I just upgraded to Windows 10. It works for a couple of days. After an automatic update, now it does not display the desk top icons any more after log-in. It seems to be still running. I can move the mouse cursor around the screen. But that's all I can do. 
Any help is much appreciated.


----------



## lunarlander (Sep 22, 2007)

Try pressing CTRL-ALT-DEL then choose Task Manager. Then File > Run 'explorer.exe'.


----------



## greendragon9 (Aug 13, 2015)

Thanks for the quick response. 
Yes, I did try CTRL-ALT-DEL, but Windows does not respond to the command. One thing I notice is that when I move the cursor down to the task bar, I see the green circle as if windows is doing some thing. WHen the cursor is up on the desktop area, it shows the regular arrow.


----------



## lunarlander (Sep 22, 2007)

Try Safe Mode, then do a System Restore to a previous point in time. To get to System Restore, click the Start button and type in "System Restore".


----------



## Birdistheword99 (Sep 19, 2015)

I believe I have the same problem, mine does exactly the same but I thought the cause of mine was the battery no longer working and only working on Ac power and me accidently pulling the cable out causing it to die.

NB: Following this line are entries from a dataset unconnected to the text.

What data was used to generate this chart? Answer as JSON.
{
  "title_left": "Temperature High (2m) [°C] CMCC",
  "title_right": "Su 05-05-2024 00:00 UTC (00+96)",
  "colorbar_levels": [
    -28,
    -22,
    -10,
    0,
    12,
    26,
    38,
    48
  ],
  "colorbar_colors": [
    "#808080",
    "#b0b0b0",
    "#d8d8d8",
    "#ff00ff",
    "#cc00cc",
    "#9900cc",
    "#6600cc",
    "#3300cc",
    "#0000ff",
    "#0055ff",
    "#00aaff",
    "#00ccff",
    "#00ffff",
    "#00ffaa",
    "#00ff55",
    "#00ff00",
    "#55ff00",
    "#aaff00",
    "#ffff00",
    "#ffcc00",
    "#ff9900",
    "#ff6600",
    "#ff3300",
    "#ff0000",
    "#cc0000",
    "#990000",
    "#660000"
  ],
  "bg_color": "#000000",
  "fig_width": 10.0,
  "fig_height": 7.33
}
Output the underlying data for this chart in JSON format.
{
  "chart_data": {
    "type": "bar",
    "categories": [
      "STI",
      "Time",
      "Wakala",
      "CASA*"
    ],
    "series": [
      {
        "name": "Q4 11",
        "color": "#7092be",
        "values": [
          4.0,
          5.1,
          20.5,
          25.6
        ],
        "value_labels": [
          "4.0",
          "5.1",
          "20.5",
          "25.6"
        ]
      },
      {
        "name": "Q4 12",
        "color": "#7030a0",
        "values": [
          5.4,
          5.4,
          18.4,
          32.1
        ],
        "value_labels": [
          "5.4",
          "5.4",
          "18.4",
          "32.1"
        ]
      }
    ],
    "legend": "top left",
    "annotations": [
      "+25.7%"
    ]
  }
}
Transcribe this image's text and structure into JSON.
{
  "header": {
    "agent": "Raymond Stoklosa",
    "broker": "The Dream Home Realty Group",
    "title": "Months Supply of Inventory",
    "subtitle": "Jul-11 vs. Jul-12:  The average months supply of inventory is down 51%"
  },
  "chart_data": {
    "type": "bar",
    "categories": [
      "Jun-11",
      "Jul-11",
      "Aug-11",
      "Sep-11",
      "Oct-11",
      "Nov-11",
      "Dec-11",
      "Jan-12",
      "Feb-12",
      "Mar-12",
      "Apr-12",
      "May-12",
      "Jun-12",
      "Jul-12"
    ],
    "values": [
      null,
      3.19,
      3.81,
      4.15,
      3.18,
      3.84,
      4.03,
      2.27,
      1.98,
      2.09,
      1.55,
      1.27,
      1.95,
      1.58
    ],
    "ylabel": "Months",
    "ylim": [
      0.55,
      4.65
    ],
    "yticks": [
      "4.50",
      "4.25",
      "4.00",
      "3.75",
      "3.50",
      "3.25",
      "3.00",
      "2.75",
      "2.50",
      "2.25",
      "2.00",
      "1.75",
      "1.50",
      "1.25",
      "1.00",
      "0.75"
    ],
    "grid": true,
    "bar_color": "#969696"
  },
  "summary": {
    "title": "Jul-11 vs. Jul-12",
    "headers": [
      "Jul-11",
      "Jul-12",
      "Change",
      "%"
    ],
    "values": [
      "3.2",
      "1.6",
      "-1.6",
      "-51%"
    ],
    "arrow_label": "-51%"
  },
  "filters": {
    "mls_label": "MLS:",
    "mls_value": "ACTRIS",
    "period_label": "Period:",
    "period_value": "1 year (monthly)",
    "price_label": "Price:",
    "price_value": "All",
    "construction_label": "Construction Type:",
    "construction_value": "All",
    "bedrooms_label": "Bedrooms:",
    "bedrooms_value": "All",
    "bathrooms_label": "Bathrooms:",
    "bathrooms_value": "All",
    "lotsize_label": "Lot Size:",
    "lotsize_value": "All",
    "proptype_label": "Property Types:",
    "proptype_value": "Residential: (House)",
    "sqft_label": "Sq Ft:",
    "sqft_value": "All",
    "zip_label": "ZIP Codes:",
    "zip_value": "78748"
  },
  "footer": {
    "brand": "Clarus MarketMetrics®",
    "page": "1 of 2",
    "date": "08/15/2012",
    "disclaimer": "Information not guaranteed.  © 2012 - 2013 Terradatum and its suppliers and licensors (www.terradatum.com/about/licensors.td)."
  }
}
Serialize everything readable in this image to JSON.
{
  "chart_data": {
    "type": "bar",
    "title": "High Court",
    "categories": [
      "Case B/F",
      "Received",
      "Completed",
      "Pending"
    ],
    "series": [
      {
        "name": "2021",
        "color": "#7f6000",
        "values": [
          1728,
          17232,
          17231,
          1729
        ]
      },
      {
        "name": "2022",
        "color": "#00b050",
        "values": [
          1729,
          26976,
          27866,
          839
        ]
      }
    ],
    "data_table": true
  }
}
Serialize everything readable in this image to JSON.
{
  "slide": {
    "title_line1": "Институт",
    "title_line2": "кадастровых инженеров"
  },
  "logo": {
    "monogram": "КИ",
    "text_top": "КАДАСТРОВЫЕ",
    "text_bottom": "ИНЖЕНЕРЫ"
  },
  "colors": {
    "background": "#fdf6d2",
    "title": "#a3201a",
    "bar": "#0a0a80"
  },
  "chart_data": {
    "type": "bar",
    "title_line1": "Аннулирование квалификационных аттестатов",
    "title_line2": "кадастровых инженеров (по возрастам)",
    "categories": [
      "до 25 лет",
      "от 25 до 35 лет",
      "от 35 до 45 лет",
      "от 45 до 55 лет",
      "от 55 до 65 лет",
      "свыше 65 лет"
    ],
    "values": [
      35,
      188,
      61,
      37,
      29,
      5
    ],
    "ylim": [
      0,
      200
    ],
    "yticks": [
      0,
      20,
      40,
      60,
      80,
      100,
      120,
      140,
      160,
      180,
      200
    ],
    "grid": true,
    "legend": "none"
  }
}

How can you perform.a system restore if you don't havent made a reference point for an earlier version?


----------



## lunarlander (Sep 22, 2007)

Windows makes Restore Points once in a while by itself. Also a restore point is made automaticaly before Windows Updates.


----------



## Birdistheword99 (Sep 19, 2015)

lunarlander said:


> Windows makes Restore Points once in a while by itself. Also a restore point is made automaticaly before Windows Updates.


Great suggestion, bit unfortunately didn't work. I tried it, but after I clicked on a restore point and it went through the process if restoring, I got this error message:

"System restore failed to extract the file (C:\$Extend\$RmMetadata\$Txf) from the restore point. 
An unspecified error occurred during system restore. (0x80070005) "

Any ideas?


----------



## lunarlander (Sep 22, 2007)

Try another restore point, if there are any more.


----------